If your data is stored in a dataframe called df
, try the following:
library(dplyr)
df %>% group_by(diagnosis, age, quatity) %>% summarise(n())
This will give you a data.frame
with the number of occurrences for each diagnosis at a given age and for a given "quatity". Please make sure the latter is spelled correctly.
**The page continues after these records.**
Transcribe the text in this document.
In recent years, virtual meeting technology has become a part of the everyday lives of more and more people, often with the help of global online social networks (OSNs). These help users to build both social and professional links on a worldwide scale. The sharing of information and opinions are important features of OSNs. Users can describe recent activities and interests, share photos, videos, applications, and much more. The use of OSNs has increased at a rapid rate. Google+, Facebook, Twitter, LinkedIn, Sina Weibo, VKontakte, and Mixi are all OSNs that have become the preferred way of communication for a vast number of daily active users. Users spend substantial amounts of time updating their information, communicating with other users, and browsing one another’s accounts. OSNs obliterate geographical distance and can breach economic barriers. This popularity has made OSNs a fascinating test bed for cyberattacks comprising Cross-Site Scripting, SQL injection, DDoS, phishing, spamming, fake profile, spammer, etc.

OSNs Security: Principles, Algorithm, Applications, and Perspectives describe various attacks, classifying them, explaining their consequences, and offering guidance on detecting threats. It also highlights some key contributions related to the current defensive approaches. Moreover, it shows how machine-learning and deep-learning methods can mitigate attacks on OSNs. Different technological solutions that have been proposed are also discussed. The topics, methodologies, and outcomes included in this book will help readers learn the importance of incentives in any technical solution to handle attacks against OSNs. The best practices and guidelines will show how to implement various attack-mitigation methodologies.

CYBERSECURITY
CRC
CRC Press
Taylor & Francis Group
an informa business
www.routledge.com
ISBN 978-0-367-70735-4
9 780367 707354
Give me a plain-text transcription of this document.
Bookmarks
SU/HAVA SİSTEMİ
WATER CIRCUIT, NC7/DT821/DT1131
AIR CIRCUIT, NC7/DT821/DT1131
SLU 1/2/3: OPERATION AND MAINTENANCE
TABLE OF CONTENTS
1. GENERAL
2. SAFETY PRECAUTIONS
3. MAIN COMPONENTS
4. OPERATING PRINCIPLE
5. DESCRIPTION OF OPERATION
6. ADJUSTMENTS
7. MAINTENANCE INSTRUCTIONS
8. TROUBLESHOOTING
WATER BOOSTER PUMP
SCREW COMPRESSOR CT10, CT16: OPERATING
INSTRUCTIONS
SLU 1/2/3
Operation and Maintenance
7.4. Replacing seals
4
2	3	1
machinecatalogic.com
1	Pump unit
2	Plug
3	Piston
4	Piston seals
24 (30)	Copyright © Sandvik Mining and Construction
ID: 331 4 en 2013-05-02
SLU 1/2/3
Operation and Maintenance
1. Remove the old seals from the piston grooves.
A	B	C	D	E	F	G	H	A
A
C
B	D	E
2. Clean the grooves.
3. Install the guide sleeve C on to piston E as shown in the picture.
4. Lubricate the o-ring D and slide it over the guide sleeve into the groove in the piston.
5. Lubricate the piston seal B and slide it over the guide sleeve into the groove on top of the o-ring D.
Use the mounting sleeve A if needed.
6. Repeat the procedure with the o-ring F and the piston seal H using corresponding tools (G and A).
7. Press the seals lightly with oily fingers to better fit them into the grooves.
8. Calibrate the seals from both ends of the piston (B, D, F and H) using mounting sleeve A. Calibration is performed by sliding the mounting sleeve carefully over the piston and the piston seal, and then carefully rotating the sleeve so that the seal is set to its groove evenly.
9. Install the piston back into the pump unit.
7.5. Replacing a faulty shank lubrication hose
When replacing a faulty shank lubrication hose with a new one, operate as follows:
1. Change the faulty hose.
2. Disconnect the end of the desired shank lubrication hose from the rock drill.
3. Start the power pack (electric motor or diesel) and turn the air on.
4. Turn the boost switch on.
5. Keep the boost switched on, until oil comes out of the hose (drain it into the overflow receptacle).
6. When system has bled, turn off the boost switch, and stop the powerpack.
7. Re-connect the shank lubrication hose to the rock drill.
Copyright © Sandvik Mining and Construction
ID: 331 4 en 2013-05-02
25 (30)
For instance, using the mtcars
dataset:
mtcars %>% group_by(cyl, vs, carb) %>% summarise(n())
Source: local data frame [11 x 4]
Groups: cyl, vs [?]
cyl vs carb `n()`
<dbl> <dbl> <dbl> <int>
1 4 0 2 1
2 4 1 1 5
3 4 1 2 5
4 6 0 4 2
5 6 0 6 1
6 6 1 1 2
7 6 1 4 2
8 8 0 2 4
9 8 0 3 3
10 8 0 4 6
11 8 0 8 1
Here, the first line tells you that there is only one car with cyl = 4, vs = 0, carb = 2
, and there are 5 cars with (cyl, vs, carb) = (4, 1, 1)
. If you want the column added to the old data.frame
, use mutate
instead of summarise
.
These kind of operations are often referred to as split-apply-combine
. It is worthwhile reading up on them.
Just for reference: this question used to be "How can i find the incidences of my attributes in R or Weka?" It has been changed to Weka only after I have supplied the answer for R.